You can potentially prevent de Quervain tenosynovitis by taking steps to:

  • minimize repetitive motions of your wrist
  • ease into new exercise programs slowly
  • give your body time to rest from new activity or exercise
  • take breaks from repetitive tasks involving your hands
  • perform exercises with proper technique

Thumb exercises and stretches may also help some people prevent or improve de Quervain tenosynovitis symptoms.

Learn more about thumb exercises.

Here are some frequently asked questions people have about de Quervain tenosynovitis.

What triggers de Quervain tenosynovitis?

De Quervain tenosynovitis is often triggered by repetitive wrist activities like playing tennis or breastfeeding a newborn.

What is the fastest way to cure de Quervain tenosynovitis?

You can help support your body’s recovery by resting from the activity that caused your symptoms and seeing a doctor or physiotherapist if your symptoms don’t improve.

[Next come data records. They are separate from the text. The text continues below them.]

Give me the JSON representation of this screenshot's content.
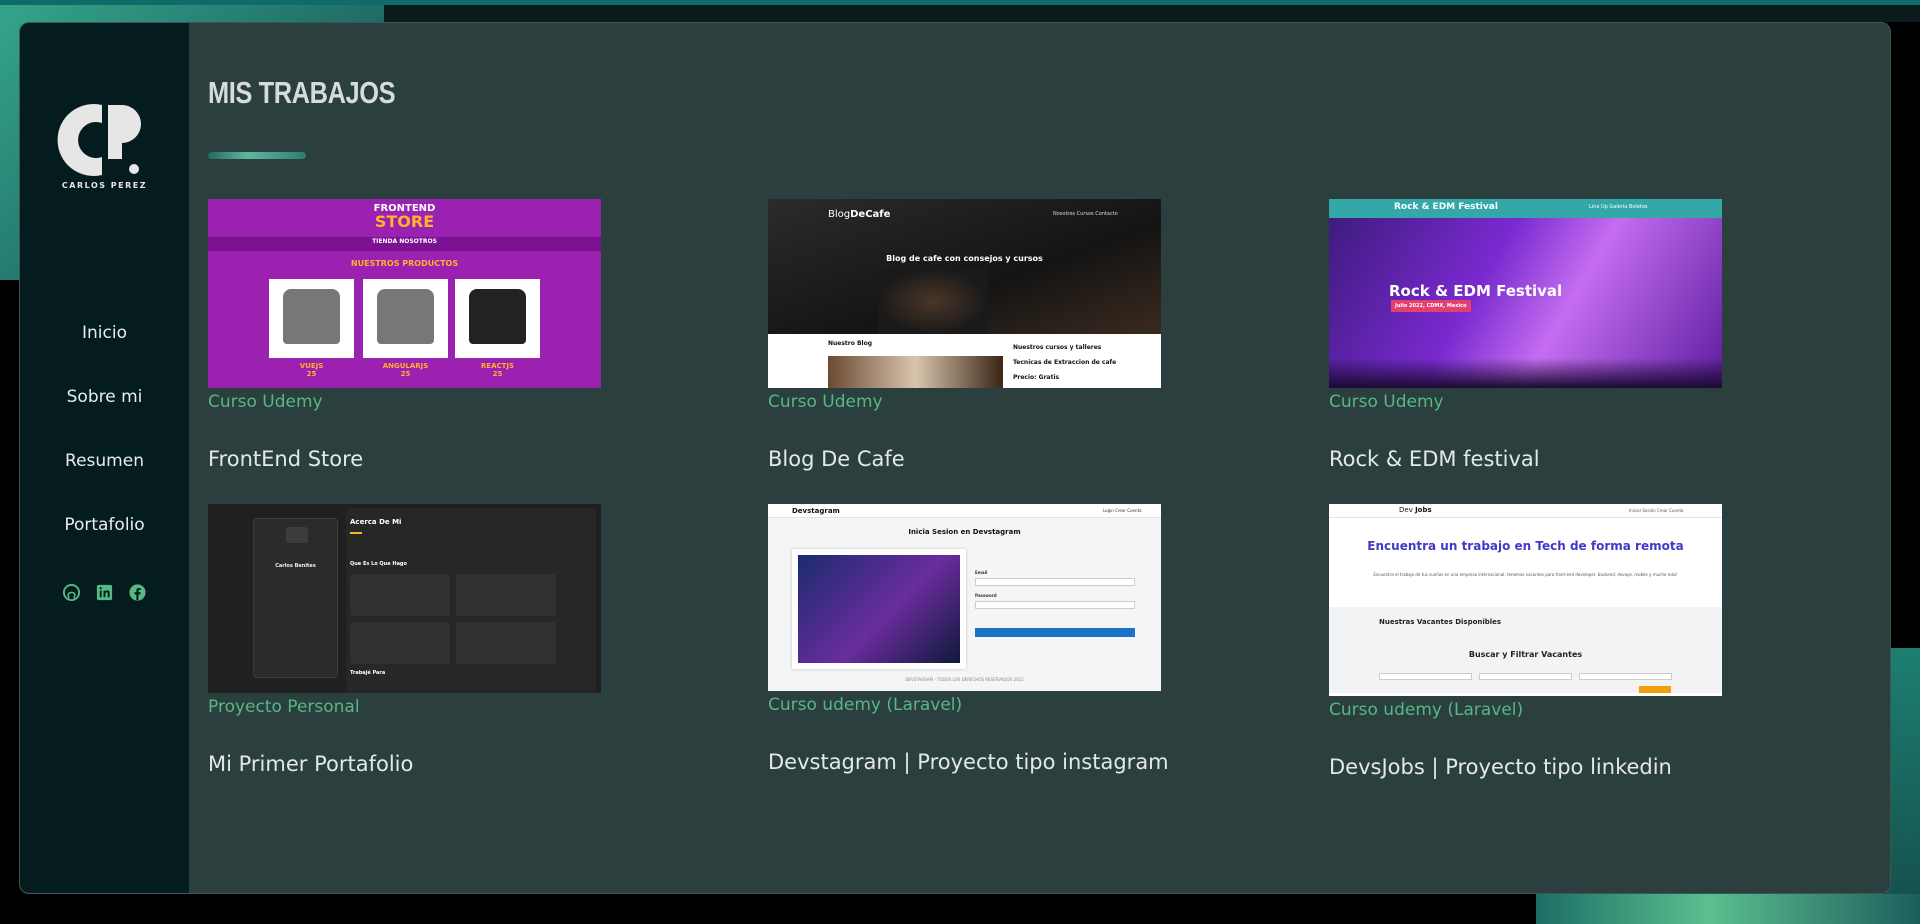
{
  "colors": {
    "background": "#2b3f3e",
    "sidebar": "#041c1d",
    "accent_green": "#55b886",
    "title_text": "#d6dcdc"
  },
  "sidebar": {
    "logo_name": "CARLOS PEREZ",
    "nav": [
      {
        "label": "Inicio"
      },
      {
        "label": "Sobre mi"
      },
      {
        "label": "Resumen"
      },
      {
        "label": "Portafolio"
      }
    ],
    "social": [
      "github-icon",
      "linkedin-icon",
      "facebook-icon"
    ]
  },
  "main": {
    "title": "MIS TRABAJOS",
    "projects": [
      {
        "subtitle": "Curso Udemy",
        "title": "FrontEnd Store",
        "thumb": {
          "logo_top": "FRONTEND",
          "logo_bottom": "STORE",
          "nav": "TIENDA   NOSOTROS",
          "heading": "NUESTROS PRODUCTOS",
          "items": [
            {
              "name": "VUEJS",
              "price": "25"
            },
            {
              "name": "ANGULARJS",
              "price": "25"
            },
            {
              "name": "REACTJS",
              "price": "25"
            }
          ]
        }
      },
      {
        "subtitle": "Curso Udemy",
        "title": "Blog De Cafe",
        "thumb": {
          "brand_a": "Blog",
          "brand_b": "DeCafe",
          "menu": "Nosotros   Cursos   Contacto",
          "slogan": "Blog de cafe con consejos y cursos",
          "left_heading": "Nuestro Blog",
          "right_lines": [
            "Nuestros cursos y talleres",
            "Tecnicas de Extraccion de cafe",
            "Precio: Gratis"
          ]
        }
      },
      {
        "subtitle": "Curso Udemy",
        "title": "Rock & EDM festival",
        "thumb": {
          "top_name": "Rock & EDM Festival",
          "menu": "Line Up   Galeria   Boletos",
          "heading": "Rock & EDM Festival",
          "tag": "Julio 2022, CDMX, Mexico"
        }
      },
      {
        "subtitle": "Proyecto Personal",
        "title": "Mi Primer Portafolio",
        "thumb": {
          "name": "Carlos Benites",
          "heading": "Acerca De Mi",
          "section": "Que Es Lo Que Hago",
          "section2": "Trabajé Para"
        }
      },
      {
        "subtitle": "Curso udemy (Laravel)",
        "title": "Devstagram | Proyecto tipo instagram",
        "thumb": {
          "brand": "Devstagram",
          "menu": "Login   Crear Cuenta",
          "heading": "Inicia Sesion en Devstagram",
          "labels": [
            "Email",
            "Password"
          ],
          "footer": "DEVSTAGRAM - TODOS LOS DERECHOS RESERVADOS 2022"
        }
      },
      {
        "subtitle": "Curso udemy (Laravel)",
        "title": "DevsJobs | Proyecto tipo linkedin",
        "thumb": {
          "brand_a": "Dev",
          "brand_b": "Jobs",
          "menu": "Iniciar Sesión   Crear Cuenta",
          "heading": "Encuentra un trabajo en Tech de forma remota",
          "text": "Encuentra el trabajo de tus sueños en una empresa internacional; tenemos vacantes para front-end developer, backend, devops, mobile y mucho más!",
          "vacantes": "Nuestras Vacantes Disponibles",
          "filter": "Buscar y Filtrar Vacantes"
        }
      }
    ]
  }
}
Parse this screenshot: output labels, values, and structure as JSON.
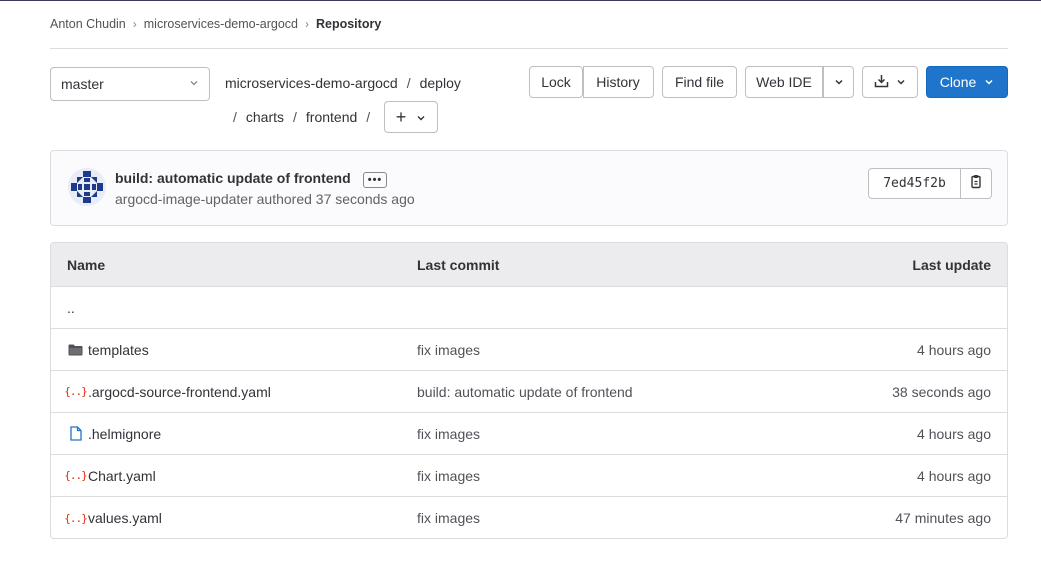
{
  "breadcrumb": [
    {
      "label": "Anton Chudin"
    },
    {
      "label": "microservices-demo-argocd"
    },
    {
      "label": "Repository"
    }
  ],
  "branch": {
    "name": "master"
  },
  "path": {
    "root": "microservices-demo-argocd",
    "seg1": "deploy",
    "seg2": "charts",
    "seg3": "frontend",
    "add_label": "+"
  },
  "toolbar": {
    "lock": "Lock",
    "history": "History",
    "find_file": "Find file",
    "web_ide": "Web IDE",
    "clone": "Clone"
  },
  "commit": {
    "title": "build: automatic update of frontend",
    "author": "argocd-image-updater",
    "meta": "argocd-image-updater authored 37 seconds ago",
    "sha": "7ed45f2b"
  },
  "table": {
    "headers": {
      "name": "Name",
      "last_commit": "Last commit",
      "last_update": "Last update"
    },
    "parent": "..",
    "rows": [
      {
        "icon": "folder-icon",
        "name": "templates",
        "commit": "fix images",
        "updated": "4 hours ago"
      },
      {
        "icon": "yaml-file-icon",
        "name": ".argocd-source-frontend.yaml",
        "commit": "build: automatic update of frontend",
        "updated": "38 seconds ago"
      },
      {
        "icon": "file-icon",
        "name": ".helmignore",
        "commit": "fix images",
        "updated": "4 hours ago"
      },
      {
        "icon": "yaml-file-icon",
        "name": "Chart.yaml",
        "commit": "fix images",
        "updated": "4 hours ago"
      },
      {
        "icon": "yaml-file-icon",
        "name": "values.yaml",
        "commit": "fix images",
        "updated": "47 minutes ago"
      }
    ]
  },
  "colors": {
    "accent": "#1f75cb",
    "yaml_icon": "#dd2b0e",
    "file_icon": "#1f75cb"
  }
}
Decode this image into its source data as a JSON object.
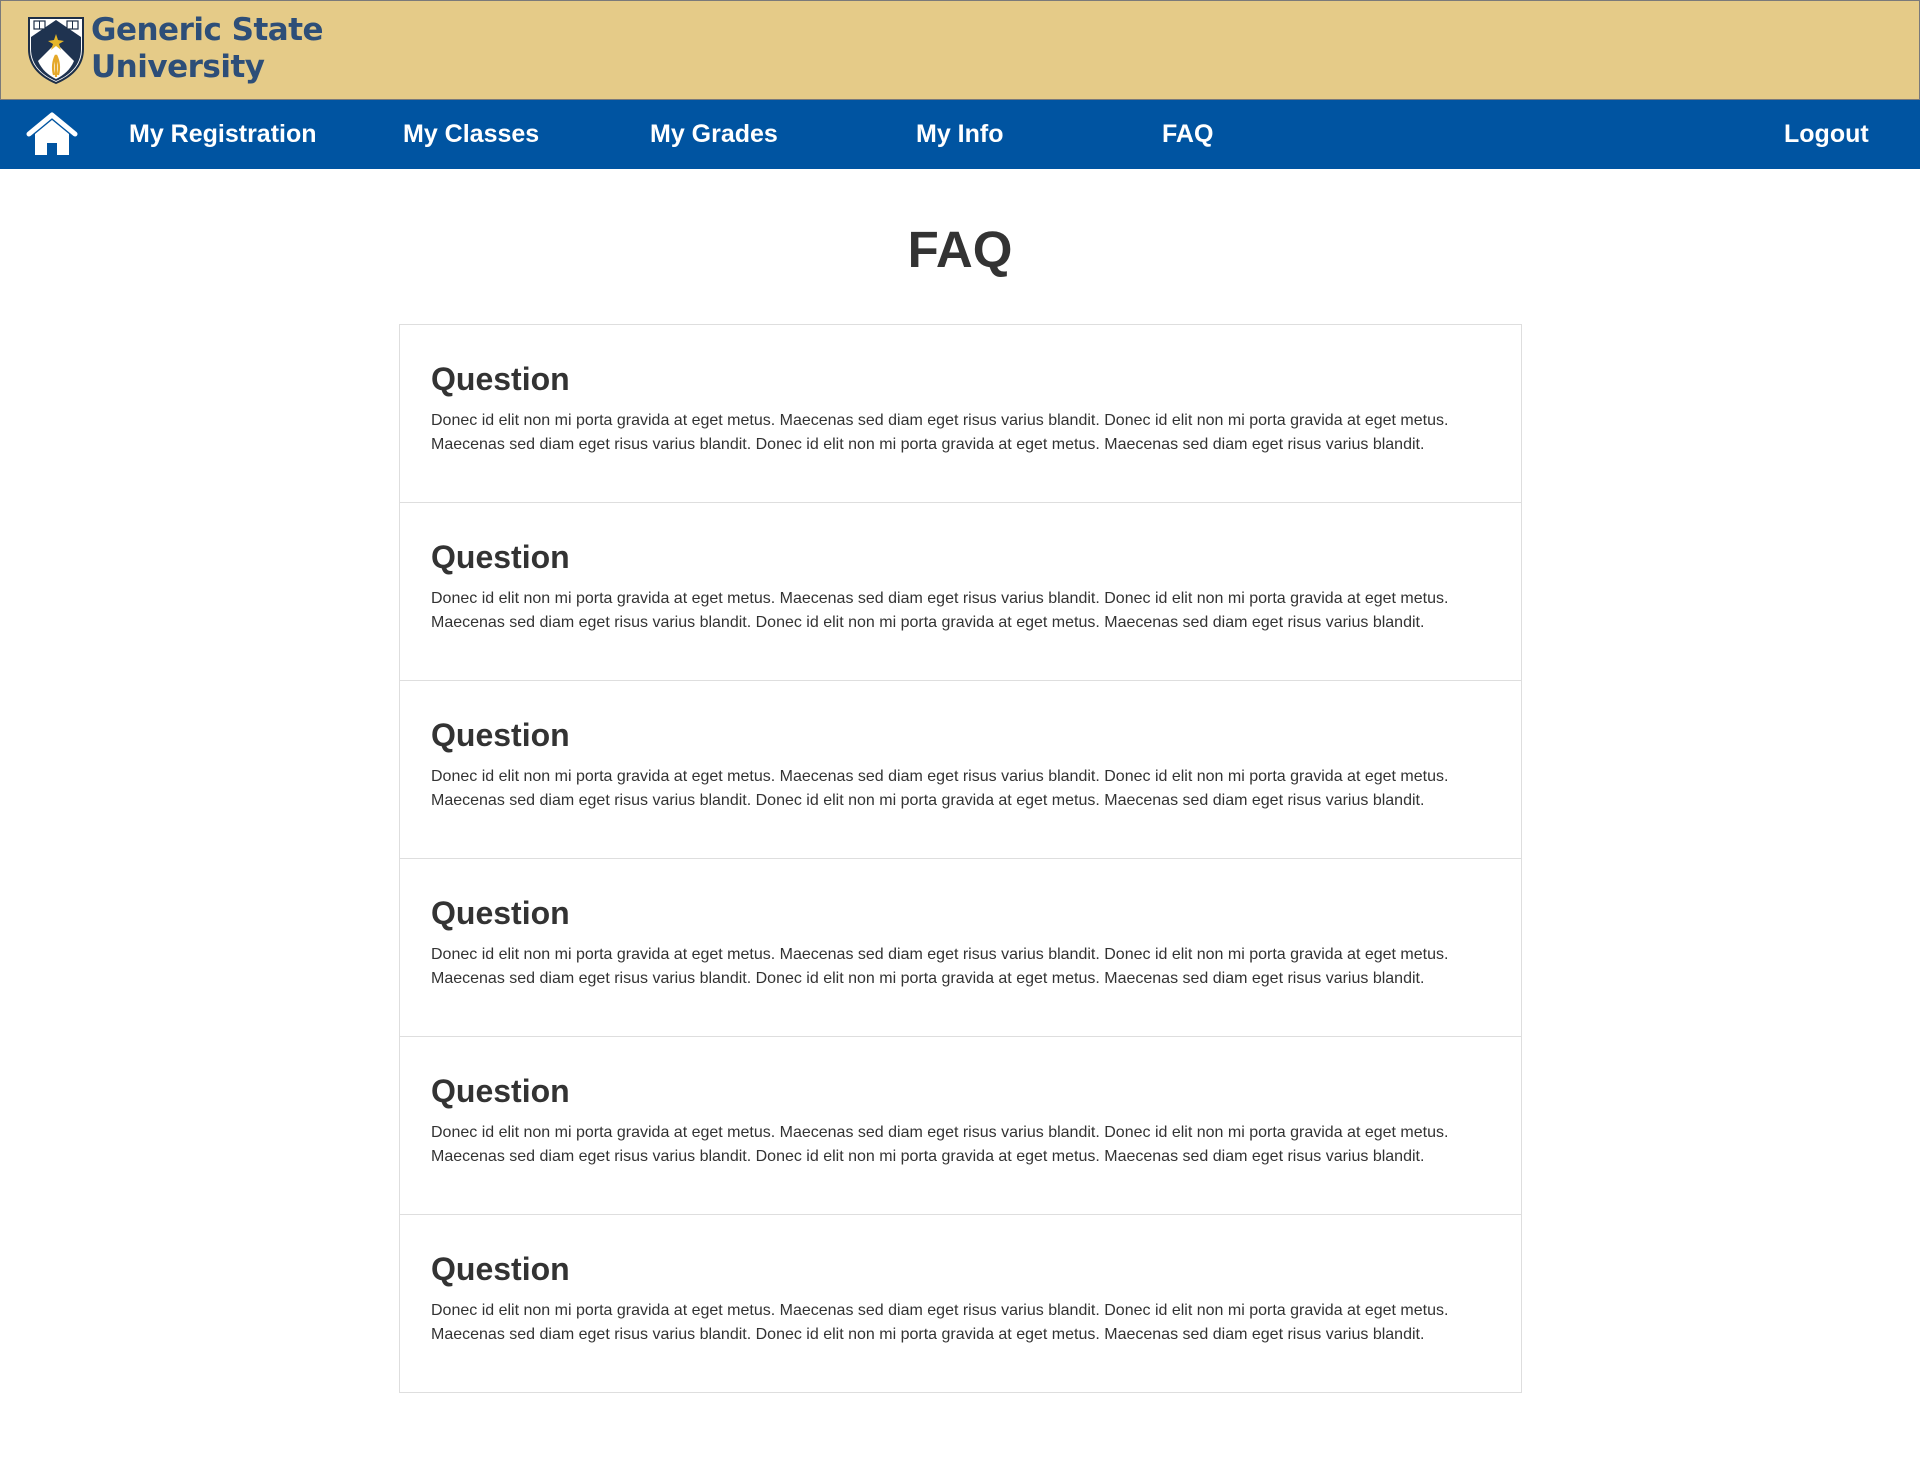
{
  "header": {
    "brand_line1": "Generic State",
    "brand_line2": "University"
  },
  "nav": {
    "home_icon": "home-icon",
    "items": [
      {
        "label": "My Registration"
      },
      {
        "label": "My Classes"
      },
      {
        "label": "My Grades"
      },
      {
        "label": "My Info"
      },
      {
        "label": "FAQ"
      }
    ],
    "logout": "Logout"
  },
  "page": {
    "title": "FAQ"
  },
  "faq": [
    {
      "question": "Question",
      "answer": "Donec id elit non mi porta gravida at eget metus. Maecenas sed diam eget risus varius blandit. Donec id elit non mi porta gravida at eget metus. Maecenas sed diam eget risus varius blandit. Donec id elit non mi porta gravida at eget metus. Maecenas sed diam eget risus varius blandit."
    },
    {
      "question": "Question",
      "answer": "Donec id elit non mi porta gravida at eget metus. Maecenas sed diam eget risus varius blandit. Donec id elit non mi porta gravida at eget metus. Maecenas sed diam eget risus varius blandit. Donec id elit non mi porta gravida at eget metus. Maecenas sed diam eget risus varius blandit."
    },
    {
      "question": "Question",
      "answer": "Donec id elit non mi porta gravida at eget metus. Maecenas sed diam eget risus varius blandit. Donec id elit non mi porta gravida at eget metus. Maecenas sed diam eget risus varius blandit. Donec id elit non mi porta gravida at eget metus. Maecenas sed diam eget risus varius blandit."
    },
    {
      "question": "Question",
      "answer": "Donec id elit non mi porta gravida at eget metus. Maecenas sed diam eget risus varius blandit. Donec id elit non mi porta gravida at eget metus. Maecenas sed diam eget risus varius blandit. Donec id elit non mi porta gravida at eget metus. Maecenas sed diam eget risus varius blandit."
    },
    {
      "question": "Question",
      "answer": "Donec id elit non mi porta gravida at eget metus. Maecenas sed diam eget risus varius blandit. Donec id elit non mi porta gravida at eget metus. Maecenas sed diam eget risus varius blandit. Donec id elit non mi porta gravida at eget metus. Maecenas sed diam eget risus varius blandit."
    },
    {
      "question": "Question",
      "answer": "Donec id elit non mi porta gravida at eget metus. Maecenas sed diam eget risus varius blandit. Donec id elit non mi porta gravida at eget metus. Maecenas sed diam eget risus varius blandit. Donec id elit non mi porta gravida at eget metus. Maecenas sed diam eget risus varius blandit."
    }
  ],
  "colors": {
    "header_bg": "#e5cb88",
    "brand_text": "#2d4e78",
    "nav_bg": "#0054a1",
    "nav_text": "#ffffff"
  }
}
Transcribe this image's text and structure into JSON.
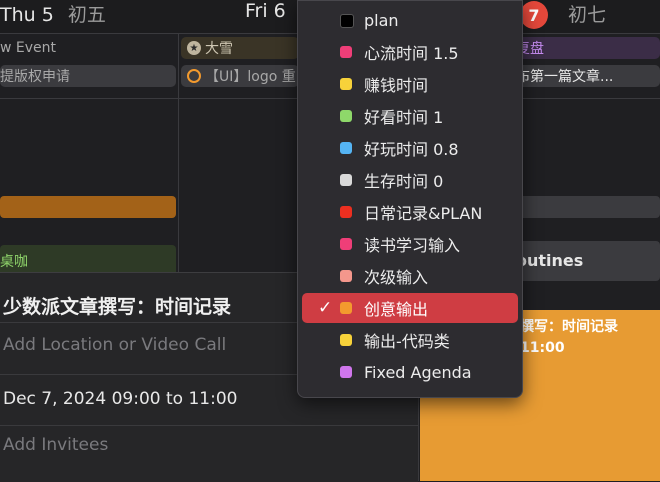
{
  "header": {
    "day1": "Thu 5",
    "day1_lunar": "初五",
    "day2": "Fri 6",
    "today_number": "7",
    "day3_lunar": "初七"
  },
  "allday": {
    "new_event": "w Event",
    "copyright": "提版权申请",
    "daxue": "大雪",
    "ui_logo": "【UI】logo 重",
    "review": "复盘",
    "publish": "布第一篇文章...",
    "routines": "outines",
    "coffee": "桌咖"
  },
  "popover": {
    "title": "少数派文章撰写：时间记录",
    "location_placeholder": "Add Location or Video Call",
    "date_time": "Dec 7, 2024  09:00 to 11:00",
    "invitees_placeholder": "Add Invitees"
  },
  "event_card": {
    "title": "撰写：时间记录",
    "time": "11:00"
  },
  "menu": {
    "items": [
      {
        "label": "plan",
        "color": "#000000"
      },
      {
        "label": "心流时间 1.5",
        "color": "#ef3e78"
      },
      {
        "label": "赚钱时间",
        "color": "#f7d23a"
      },
      {
        "label": "好看时间 1",
        "color": "#8ed86a"
      },
      {
        "label": "好玩时间 0.8",
        "color": "#55b4f3"
      },
      {
        "label": "生存时间 0",
        "color": "#d9d9d9"
      },
      {
        "label": "日常记录&PLAN",
        "color": "#ec2f20"
      },
      {
        "label": "读书学习输入",
        "color": "#ef3e78"
      },
      {
        "label": "次级输入",
        "color": "#f4978c"
      },
      {
        "label": "创意输出",
        "color": "#f39a2e",
        "selected": true
      },
      {
        "label": "输出-代码类",
        "color": "#f7d23a"
      },
      {
        "label": "Fixed Agenda",
        "color": "#cf76ec"
      }
    ],
    "check": "✓"
  }
}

Does de Quervain’s ever go away?

Many people with de Quervain’s tenosynovitis have complete resolution of their symptoms with conservative treatment alone.

What happens if de Quervain tenosynovitis goes untreated?

If left untreated, de Quervain tenosynovitis might cause progressive pain and discomfort.

De Quervain tenosynovitis causes pain and inflammation in the tendons around your thumb. It’s common in people who perform repetitive wrist and thumb movements, such as athletes in racquet sports or people breastfeeding newborns.

De Quervain tenosynovitis usually improves with conservative treatment like rest or corticosteroid injections. A small number of people may need surgery. Almost everybody who receives surgery has symptom relief.